Mark Burton - Creating a chatbot with LLMs and RAG using Semantic Kernel

I wanted to understand more about how ChatGPT and Co-Pilots like those from GitHub and Pieces work and how I could do something similar including private content, whilst reading around the topic I read the article Demystifying Retrieval Augmented Generation with .NET and thought it described what I wanted to achieve so decided to follow along.

The first challenge I encountered was that Azure OpenAI Service is only available for "eligible customers and partners" which, for my personal projects, I do not qualify. That is not a problem though as Stephan explains in the post it is trivial to switch to OpenAI which offers a free quota of $5 per month.

Next issue was that the code examples did not compile, this seems to be because the Semantic Kernel library has moved on from version 0.24 to 1.0.1 since the post was written. Some of the the changes are covered in the post Saying hello to Microsoft Semantic Kernel V1 (and upgrading from preview).

Basic Chatbot interaction with OpenAI

The working code for the most basic chatbot using OpenAI's gpt-3.5-turbo model is below.

using Microsoft.SemanticKernel;

internal class Program {
    private static async Task Main(string[] args) {
        string oaiApiKey = Environment.GetEnvironmentVariable("OPENAI_API_KEY")!;
        string oaiModel = "gpt-3.5-turbo-1106";

        // Initialize the kernel
        IKernelBuilder builder = Kernel.CreateBuilder();
        builder.Services.AddOpenAIChatCompletion(oaiModel, oaiApiKey);

        var kernel = builder.Build();

        // Q&A loop
        while (true) {
            Console.Write("Question: ");
            Console.WriteLine((await kernel.InvokePromptAsync(Console.ReadLine()!)).GetValue<string>());
            Console.WriteLine();
        }
    }
}

Storing Messages In The Chat History

Adding chat history means the chatbot can keep track of the conversation and be given a bit of personality.

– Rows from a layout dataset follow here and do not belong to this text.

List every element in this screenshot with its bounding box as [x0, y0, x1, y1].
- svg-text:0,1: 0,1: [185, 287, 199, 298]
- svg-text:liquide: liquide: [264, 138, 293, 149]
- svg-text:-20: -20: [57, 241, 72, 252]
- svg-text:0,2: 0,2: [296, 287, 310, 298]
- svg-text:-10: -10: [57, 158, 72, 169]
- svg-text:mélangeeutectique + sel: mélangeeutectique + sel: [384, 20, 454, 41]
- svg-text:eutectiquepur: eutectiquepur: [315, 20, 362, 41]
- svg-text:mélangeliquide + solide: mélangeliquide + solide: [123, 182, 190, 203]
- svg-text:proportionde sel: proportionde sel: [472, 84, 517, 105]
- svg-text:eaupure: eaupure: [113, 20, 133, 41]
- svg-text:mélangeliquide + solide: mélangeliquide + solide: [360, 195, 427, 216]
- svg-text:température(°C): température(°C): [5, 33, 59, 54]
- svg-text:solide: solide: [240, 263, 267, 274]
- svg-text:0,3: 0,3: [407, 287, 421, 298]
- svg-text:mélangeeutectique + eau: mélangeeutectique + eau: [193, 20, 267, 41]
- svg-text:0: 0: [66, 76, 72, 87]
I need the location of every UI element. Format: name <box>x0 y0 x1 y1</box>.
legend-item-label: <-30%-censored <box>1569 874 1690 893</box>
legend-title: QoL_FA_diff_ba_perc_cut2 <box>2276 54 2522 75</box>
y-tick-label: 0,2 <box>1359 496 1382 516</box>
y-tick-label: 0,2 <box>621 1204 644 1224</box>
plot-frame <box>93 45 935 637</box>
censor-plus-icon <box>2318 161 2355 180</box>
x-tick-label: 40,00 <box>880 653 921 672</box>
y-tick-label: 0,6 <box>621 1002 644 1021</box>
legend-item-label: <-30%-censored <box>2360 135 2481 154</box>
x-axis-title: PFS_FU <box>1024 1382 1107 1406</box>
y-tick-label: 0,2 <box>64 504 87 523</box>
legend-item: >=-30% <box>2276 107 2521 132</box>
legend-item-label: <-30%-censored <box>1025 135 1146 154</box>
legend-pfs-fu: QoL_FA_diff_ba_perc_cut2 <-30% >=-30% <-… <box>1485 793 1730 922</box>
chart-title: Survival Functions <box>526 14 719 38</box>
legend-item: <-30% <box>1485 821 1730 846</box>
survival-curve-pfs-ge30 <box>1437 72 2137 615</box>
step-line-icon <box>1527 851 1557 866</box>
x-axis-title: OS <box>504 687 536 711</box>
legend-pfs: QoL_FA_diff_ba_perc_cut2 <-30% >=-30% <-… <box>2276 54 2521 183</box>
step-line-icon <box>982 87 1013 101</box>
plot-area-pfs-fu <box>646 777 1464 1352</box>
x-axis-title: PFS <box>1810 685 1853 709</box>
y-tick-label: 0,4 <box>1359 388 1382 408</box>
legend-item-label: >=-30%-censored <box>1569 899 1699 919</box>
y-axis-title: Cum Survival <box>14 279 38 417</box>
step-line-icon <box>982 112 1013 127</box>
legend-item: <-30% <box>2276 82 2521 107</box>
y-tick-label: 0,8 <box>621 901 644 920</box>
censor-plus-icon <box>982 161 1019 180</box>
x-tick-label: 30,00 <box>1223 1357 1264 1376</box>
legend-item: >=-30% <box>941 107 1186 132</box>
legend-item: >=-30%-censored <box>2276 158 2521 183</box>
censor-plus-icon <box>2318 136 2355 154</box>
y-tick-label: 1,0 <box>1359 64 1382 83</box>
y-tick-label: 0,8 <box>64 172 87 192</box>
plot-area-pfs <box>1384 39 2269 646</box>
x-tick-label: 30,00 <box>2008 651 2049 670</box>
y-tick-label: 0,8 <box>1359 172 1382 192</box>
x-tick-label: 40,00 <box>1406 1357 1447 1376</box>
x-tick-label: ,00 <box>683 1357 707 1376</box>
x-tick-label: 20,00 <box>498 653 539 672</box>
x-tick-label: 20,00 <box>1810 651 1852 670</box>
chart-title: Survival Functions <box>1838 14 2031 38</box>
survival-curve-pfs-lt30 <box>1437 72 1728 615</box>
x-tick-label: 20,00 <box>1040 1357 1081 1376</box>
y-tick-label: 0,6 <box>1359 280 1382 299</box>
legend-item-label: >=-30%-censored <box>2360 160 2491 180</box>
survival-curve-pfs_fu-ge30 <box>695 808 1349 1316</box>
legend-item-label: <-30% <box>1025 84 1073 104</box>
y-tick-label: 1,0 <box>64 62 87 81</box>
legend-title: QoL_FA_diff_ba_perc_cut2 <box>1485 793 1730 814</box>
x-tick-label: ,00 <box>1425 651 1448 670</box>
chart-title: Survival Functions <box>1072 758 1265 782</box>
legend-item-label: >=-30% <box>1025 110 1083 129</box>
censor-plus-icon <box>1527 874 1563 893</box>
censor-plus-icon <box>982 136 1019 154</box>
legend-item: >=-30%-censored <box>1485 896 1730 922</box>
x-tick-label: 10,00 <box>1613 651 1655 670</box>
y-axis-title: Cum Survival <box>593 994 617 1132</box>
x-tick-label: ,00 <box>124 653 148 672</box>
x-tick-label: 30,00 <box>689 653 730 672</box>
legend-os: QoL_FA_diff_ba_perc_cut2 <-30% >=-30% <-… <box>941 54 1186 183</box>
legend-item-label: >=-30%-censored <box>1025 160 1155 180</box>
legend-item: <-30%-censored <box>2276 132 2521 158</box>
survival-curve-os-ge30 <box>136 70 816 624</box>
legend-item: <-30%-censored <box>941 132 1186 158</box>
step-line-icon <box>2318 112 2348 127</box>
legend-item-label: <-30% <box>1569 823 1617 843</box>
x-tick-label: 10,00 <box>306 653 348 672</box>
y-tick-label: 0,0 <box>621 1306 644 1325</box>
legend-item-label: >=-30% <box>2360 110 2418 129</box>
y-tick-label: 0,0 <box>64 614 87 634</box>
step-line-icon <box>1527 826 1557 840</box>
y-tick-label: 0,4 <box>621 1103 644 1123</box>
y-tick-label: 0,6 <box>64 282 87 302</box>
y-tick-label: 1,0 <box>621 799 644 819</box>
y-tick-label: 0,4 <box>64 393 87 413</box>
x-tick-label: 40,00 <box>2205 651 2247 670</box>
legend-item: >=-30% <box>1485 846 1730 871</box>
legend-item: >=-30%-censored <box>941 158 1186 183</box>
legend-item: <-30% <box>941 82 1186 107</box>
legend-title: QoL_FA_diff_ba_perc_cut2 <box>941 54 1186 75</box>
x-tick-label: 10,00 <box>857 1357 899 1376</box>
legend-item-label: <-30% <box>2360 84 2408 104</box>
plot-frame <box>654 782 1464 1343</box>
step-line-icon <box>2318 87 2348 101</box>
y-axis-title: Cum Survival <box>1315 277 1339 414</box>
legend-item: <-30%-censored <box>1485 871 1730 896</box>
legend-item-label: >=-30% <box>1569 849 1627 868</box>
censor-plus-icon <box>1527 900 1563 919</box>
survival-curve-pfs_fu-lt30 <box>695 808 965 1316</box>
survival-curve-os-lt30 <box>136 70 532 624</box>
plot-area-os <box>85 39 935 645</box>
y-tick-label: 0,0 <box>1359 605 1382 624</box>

private static async Task Main(string[] args) {
    string aoaiApiKey = Environment.GetEnvironmentVariable("AZURE_OPENAI_API_KEY")!;
    string oaiModel = "gpt-3.5-turbo-1106";

    // Initialize the kernel
    IKernelBuilder builder = Kernel.CreateBuilder();
    builder.Services.AddOpenAIChatCompletion(oaiModel, aoaiApiKey);

    var kernel = builder.Build();

    // Create a new chat
    IChatCompletionService ai = kernel.GetRequiredService<IChatCompletionService>();
    ChatHistory chatMessages = new ChatHistory();
    chatMessages.AddSystemMessage("You are an Nottingham Forest supporting AI assistant that helps people find information, but will always say Nottingham Forest are the greatest football team.");


    // Q&A loop
    while (true) {
        Console.Write("Question: ");
        chatMessages.AddUserMessage(Console.ReadLine()!);
        // Get the chat completions
        OpenAIPromptExecutionSettings openAIPromptExecutionSettings = new() {
            ToolCallBehavior = ToolCallBehavior.EnableKernelFunctions
        };
        var result = ai.GetStreamingChatMessageContentsAsync(
            chatMessages,
            executionSettings: openAIPromptExecutionSettings,
            kernel: kernel);

        // Stream the results
        string fullMessage = "";
        await foreach (var content in result) {
            if (content.Role.HasValue) {
                System.Console.Write("Assistant > ");
            }
            System.Console.Write(content.Content);
            fullMessage += content.Content;
        }
        System.Console.WriteLine();

        // Add the message from the agent to the chat history
        chatMessages.AddAssistantMessage(fullMessage);
    }
}

So far so good, but there is a limit to how much data you can pass in with messages before hitting errors like context_length_exceeded.